Caminatas | 03.07.2023
El parque de las tierras verdes
Dos cuadras después de pasar el parque me detengo. El dolor me obliga a arrojarme sobre un cordón. Me descalzo. Miro el dedo gordo de mi pie y pienso que solo una cosa puede ser más horrible que eso. Que las pezuñas de un cerdo merecen mayor consideración que la extensión obscena de mi apoyo. Que las costas bañadas de tiburones y peligro, donde un grito no se escucha porque el viento interrumpe todo, son imágenes más conmovedoras que ese dedo infame.
El Parque Chacabuco de Las Tierras Verdes Imperecederas y Gloriosas de la Ciudad, ese debería ser su título, un rótulo de nobleza habría que darle. Recién lo abandoné y una especie de olvido compite contra su recuerdo. Apenas más pequeño, por algunas hectáreas, que los Colosos de Palermo y Parque Avellaneda.
Las fuentes me hablaron de un esplendor de galeritas y paseos en carro. Los caminos son monumentales y serpentinos, al final de uno hay un yaguareté de bronce que asusta a los niños durante el día y por la noche, cuando el parque queda desierto, se retira a dormir bajo una tipa. Hacia el sur desfilan los rostros de Sarmiento, San Martín y Chopin. Hacia el bajo, algunas esculturas de mármol flotan en un manto de agua.

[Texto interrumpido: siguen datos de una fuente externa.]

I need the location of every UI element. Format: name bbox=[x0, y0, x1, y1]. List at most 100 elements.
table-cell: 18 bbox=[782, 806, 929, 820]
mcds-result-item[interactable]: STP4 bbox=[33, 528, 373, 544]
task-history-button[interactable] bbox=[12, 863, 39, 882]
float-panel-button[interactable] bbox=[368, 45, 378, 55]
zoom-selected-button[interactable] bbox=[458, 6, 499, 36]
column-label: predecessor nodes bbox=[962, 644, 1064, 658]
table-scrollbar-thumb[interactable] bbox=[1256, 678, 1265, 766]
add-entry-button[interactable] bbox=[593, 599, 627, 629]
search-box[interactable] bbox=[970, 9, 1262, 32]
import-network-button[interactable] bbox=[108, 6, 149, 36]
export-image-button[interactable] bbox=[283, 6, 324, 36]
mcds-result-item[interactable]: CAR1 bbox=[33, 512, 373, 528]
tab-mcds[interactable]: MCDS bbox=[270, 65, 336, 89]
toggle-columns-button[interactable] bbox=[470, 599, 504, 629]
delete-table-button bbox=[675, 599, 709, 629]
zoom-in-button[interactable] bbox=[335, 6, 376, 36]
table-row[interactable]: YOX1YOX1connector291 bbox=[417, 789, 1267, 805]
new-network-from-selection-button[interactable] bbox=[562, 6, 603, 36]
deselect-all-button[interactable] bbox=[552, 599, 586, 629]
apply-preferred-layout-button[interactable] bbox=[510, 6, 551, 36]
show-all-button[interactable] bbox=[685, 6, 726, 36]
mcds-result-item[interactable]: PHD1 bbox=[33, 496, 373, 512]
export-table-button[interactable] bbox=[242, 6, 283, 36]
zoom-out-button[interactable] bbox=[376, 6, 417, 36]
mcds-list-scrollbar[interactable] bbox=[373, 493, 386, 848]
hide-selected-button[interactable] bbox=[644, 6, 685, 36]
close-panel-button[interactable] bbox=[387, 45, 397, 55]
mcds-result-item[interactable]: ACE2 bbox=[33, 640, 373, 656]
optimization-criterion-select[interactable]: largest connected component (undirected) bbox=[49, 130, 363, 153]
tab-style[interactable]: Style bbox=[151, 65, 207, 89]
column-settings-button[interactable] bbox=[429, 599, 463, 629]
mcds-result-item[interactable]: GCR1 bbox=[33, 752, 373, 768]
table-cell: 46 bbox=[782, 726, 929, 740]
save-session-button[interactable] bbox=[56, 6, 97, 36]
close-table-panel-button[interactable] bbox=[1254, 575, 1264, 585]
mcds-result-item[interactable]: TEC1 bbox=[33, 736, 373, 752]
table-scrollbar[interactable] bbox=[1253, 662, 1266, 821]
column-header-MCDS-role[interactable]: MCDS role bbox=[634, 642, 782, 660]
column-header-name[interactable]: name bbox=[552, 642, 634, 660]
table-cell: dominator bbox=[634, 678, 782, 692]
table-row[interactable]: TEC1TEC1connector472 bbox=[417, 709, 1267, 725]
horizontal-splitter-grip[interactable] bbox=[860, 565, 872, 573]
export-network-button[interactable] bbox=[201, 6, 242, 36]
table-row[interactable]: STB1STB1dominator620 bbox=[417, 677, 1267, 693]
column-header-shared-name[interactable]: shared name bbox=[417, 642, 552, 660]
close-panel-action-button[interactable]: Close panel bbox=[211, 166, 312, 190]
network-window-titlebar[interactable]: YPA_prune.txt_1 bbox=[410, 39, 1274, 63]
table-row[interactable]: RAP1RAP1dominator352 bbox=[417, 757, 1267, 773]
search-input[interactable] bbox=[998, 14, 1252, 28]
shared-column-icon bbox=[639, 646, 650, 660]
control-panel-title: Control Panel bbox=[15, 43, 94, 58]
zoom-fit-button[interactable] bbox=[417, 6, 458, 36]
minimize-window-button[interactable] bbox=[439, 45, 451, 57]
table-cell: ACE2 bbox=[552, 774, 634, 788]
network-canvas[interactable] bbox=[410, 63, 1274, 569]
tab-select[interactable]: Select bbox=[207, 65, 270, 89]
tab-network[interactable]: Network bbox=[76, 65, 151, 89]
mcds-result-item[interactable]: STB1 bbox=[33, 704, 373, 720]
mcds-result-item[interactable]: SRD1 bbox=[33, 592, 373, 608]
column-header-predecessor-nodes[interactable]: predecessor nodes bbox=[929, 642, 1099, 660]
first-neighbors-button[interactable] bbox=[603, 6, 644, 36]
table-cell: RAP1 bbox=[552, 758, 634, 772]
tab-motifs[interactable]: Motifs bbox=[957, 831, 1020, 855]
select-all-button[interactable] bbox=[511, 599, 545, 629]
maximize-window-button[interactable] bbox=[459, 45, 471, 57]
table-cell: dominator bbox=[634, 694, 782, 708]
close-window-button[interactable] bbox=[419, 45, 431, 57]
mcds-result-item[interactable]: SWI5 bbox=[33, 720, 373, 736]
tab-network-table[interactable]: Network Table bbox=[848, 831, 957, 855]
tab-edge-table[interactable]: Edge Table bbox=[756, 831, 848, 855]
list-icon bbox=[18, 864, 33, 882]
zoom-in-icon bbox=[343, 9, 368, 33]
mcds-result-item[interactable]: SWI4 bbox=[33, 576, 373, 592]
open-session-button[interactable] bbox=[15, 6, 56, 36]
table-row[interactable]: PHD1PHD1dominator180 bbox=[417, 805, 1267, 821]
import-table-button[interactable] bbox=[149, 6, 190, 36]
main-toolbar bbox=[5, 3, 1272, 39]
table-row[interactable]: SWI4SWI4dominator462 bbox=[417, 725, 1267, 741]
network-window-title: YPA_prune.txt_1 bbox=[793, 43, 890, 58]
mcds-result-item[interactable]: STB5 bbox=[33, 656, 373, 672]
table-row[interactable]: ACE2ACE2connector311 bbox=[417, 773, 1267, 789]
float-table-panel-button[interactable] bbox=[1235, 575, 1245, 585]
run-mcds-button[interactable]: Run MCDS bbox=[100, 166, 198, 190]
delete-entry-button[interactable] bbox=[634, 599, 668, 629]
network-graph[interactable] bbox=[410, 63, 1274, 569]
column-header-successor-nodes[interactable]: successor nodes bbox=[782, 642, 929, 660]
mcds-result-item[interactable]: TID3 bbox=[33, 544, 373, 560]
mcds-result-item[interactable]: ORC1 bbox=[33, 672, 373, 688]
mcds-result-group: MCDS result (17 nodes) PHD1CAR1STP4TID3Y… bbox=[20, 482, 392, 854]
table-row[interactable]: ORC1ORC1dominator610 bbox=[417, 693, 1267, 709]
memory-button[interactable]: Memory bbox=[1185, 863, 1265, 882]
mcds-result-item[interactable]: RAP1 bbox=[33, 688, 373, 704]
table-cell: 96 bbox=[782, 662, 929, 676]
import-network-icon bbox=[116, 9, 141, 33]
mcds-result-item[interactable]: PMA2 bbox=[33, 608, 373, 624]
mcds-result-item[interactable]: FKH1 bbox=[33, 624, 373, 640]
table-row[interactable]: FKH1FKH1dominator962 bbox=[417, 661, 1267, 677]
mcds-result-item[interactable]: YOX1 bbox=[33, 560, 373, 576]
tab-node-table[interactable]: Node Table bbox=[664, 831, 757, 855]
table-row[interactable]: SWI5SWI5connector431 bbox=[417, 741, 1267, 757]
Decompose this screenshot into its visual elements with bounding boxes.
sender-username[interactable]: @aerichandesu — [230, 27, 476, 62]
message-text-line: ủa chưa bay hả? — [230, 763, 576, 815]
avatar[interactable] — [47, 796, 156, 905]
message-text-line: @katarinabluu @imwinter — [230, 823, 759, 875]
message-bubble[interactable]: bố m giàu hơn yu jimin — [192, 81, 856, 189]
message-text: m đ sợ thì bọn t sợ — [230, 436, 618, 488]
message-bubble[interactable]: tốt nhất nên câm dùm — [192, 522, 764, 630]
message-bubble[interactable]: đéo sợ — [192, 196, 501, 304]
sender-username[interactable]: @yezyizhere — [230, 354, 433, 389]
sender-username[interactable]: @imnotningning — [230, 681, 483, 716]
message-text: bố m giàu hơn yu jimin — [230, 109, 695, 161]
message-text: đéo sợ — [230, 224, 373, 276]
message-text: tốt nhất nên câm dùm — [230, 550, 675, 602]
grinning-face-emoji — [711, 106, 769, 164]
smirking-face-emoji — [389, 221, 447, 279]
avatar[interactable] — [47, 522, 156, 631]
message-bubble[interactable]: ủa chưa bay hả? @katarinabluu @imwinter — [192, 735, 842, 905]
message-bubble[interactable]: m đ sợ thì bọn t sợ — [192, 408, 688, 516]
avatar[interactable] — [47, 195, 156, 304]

Hubo, (me enteré por un hombre que hablaba en voz alta con otros) donde hoy corren cientos de personas en una pista circular, una cancha de fútbol. En ese lugar, hace casi cien años disputaron un partido el Club Atlético San Isidro y Atlanta. No importa quién ganó, ese día nevó y se consagró como el único partido en Buenos Aires donde se hicieron goles mientras el silencio blanco cubría el campo.
Me sacó la zapatilla y aparece el dedo, como remachado en el fondo de mi cuerpo. Miro el dedo gordo del pie y pienso que solo una cosa puede ser más horrible, pero no la puedo escribir.
Levanto mi cabeza, estoy en la calle Estrada. Ya he pasado por los pasajes Del Comercio, de la Industria, de las Artes y de las Garantías. El barrio es tan precioso como el nombre de las calles. Los techos de las casas se desploman como si estuviésemos en otro paisaje y en otro tiempo.
Rosario Bléfari escribió hace algunos años, “tengo la sensación de que cada momento que vivimos es histórico, de ahí la importancia de estar en el presente, ir a recitales, encontrarse con amigos, leer a los escritores que viven, ir al teatro, ver las películas que se estrenan, escuchar los discos, recorrer la ciudad caminando, ir a una marcha, presenciar una sesión del congreso, hacer un trámite, tener un proyecto y llevarlo adelante como sea, aunque alguien lo considere un fracaso, participar en lo que sucede, como sea, estar, vivir lo contemporáneo, sin nostalgia, es mejor incluso para cuando nos pregunte alguien si tenemos algo que contar”.
Miro mi dedo gordo del pie y esa uña encarnada que me detiene de todo eso, una pequeña porción del cuerpo que me impide por completo. Sin embargo, mi razón calcula que en treinta o cuarenta años (aunque mi parte realista presume mucho antes), cuando las células que se juntan dándome vida, despidan el olor de la muerte, cuando la inmovilidad eterna sea una condena, cuando la pedantería de estar vivos se me escurra en lamentos y los únicos viajes que haga sean mentales, voy a rezarle a todos los dioses posibles para que, aunque sea por un instante, me devuelva la eternidad de este maldito dolor de pie.
Me levanto como puedo, le hago señas a un taxi que tiene la forma de un abejorro y se acerca reptando por Estrada, hoy la caminata ha llegado a su fin.